I due gruppi bronzei con i leoni che fiancheggiano la maestosa scalinata raffigurano la Tragedia, opera di Benedetto Civiletti, e la Lirica, opera invece di Mario Rutelli, autore anche della Quadriga che sovrasta il Politeama Garibaldi. Al termine della scalinata, un pronao con sei colonne corinzie accoglie lo spettatore. Il fregio in alto reca la scritta: “L’Arte rinnova i popoli e ne rivela la vita. Vano delle scene il diletto ove non miri a preparar l’avvenire”. La cupola che sovrasta la sala ha un diametro di 28,73 metri ed è composta da una struttura di ferro coperta da squame bronzee, sovrastata da un grande vaso anch’esso d’ispirazione corinzia. Ad Antonio Ugo sono dovuti il busto di Giuseppe Verdi e quello di Giovanni Battista Filippo Basile, mentre diversi rilievi scultorei sono opera di Salvatore Valenti. Tra i pittori che hanno decorato le sale del Teatro, Ettore De Maria Bergler, Michele Corteggiani, Luigi Di Giovanni, Rocco Lentini, Giuseppe Enea, Enrico Cavallaro, mentre Giuseppe Sciuti raffigurò il corteo dell’incoronazione di Ruggero II nel grande sipario decorato.
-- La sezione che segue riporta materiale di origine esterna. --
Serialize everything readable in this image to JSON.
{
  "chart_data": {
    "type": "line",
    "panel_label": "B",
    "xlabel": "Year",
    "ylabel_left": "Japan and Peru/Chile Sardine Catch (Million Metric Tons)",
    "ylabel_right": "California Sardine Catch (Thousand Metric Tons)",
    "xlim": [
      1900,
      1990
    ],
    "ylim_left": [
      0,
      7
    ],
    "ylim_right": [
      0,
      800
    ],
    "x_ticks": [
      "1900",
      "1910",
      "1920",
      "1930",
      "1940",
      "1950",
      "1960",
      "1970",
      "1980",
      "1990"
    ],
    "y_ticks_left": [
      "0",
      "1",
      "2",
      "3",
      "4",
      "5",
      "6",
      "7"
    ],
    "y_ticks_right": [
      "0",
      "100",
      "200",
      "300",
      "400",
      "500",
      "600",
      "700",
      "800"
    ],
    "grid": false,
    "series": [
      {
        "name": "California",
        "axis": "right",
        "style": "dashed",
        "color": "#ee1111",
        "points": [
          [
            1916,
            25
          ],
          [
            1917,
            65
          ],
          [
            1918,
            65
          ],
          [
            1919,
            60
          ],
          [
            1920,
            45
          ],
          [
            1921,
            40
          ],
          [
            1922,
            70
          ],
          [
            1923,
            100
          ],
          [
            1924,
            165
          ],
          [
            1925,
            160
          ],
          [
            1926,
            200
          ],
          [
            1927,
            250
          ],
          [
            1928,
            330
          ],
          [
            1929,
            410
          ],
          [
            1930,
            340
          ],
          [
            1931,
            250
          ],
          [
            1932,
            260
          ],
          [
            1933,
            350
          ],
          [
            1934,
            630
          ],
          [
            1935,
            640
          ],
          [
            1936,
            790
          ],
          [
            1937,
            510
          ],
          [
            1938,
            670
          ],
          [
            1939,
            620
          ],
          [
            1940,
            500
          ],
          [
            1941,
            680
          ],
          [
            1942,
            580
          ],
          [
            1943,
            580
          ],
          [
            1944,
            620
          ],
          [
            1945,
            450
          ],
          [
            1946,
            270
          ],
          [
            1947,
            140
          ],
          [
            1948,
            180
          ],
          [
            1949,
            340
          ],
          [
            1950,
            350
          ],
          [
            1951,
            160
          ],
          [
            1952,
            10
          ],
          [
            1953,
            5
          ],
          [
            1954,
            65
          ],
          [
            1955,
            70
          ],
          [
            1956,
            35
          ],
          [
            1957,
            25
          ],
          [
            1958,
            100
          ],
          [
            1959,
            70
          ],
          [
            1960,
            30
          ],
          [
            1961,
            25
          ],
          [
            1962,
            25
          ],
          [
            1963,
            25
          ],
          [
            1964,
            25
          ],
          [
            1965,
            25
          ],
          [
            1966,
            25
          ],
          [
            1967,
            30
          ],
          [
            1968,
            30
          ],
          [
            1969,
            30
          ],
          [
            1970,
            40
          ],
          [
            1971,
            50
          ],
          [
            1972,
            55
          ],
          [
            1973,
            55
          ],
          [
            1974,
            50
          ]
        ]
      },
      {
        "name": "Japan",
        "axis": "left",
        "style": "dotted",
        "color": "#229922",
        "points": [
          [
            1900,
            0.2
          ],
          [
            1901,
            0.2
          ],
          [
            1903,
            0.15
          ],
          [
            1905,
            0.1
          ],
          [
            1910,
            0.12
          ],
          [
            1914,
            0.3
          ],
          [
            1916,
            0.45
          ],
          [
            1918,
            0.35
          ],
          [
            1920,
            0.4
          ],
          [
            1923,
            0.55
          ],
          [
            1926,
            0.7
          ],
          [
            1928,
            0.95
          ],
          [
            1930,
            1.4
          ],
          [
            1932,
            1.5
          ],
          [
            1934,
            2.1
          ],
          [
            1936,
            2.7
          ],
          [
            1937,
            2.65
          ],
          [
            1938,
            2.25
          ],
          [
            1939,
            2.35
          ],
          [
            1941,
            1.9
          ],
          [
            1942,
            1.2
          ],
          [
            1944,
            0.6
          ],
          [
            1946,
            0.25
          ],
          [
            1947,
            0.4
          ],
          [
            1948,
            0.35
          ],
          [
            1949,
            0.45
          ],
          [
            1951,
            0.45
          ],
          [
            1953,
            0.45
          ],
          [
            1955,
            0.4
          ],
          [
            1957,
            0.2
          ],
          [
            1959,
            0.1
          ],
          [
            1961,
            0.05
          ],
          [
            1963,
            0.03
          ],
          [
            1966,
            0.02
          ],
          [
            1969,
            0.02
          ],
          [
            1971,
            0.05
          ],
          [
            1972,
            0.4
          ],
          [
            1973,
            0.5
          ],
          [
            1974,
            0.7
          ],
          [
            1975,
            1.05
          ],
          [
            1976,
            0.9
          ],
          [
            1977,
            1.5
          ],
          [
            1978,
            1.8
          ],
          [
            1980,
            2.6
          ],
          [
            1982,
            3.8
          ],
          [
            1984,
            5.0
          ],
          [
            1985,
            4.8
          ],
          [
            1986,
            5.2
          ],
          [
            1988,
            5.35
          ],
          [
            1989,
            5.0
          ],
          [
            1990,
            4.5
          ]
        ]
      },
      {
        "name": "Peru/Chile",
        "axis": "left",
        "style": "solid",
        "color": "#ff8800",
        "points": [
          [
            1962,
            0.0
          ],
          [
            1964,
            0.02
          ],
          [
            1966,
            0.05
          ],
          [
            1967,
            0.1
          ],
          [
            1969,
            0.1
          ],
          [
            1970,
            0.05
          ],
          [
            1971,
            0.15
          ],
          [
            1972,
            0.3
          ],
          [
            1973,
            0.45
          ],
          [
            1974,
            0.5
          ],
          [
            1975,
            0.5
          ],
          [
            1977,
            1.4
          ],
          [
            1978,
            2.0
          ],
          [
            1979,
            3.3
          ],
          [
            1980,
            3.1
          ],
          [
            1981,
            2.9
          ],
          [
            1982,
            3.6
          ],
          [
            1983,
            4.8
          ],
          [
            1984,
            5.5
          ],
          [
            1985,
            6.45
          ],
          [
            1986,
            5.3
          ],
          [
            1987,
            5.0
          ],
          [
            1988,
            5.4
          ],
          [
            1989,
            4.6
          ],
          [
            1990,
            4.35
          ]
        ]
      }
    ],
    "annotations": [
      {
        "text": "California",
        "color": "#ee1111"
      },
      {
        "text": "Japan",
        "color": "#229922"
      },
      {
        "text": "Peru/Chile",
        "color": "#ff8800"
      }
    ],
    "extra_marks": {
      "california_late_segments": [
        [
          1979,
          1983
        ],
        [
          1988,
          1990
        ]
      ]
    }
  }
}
Nei primi decenni di attività il teatro fu affidato ad imprese private, spesso diverse di anno in anno, fino al 1935, quando con un decreto del Ministro della Cultura Popolare venne proclamato Ente Teatrale Autonomo, e dall’anno successivo assunse la denominazione ufficiale di Ente Autonomo Teatro Massimo di Palermo. Nel 1974 il Teatro viene chiuso per lavori di ristrutturazione, che si protraggono fino al 12 maggio 1997, quando il teatro viene riaperto con un concerto diretto nella prima parte da Franco Mannino e nella seconda parte da Claudio Abbado con i Berliner Philharmoniker.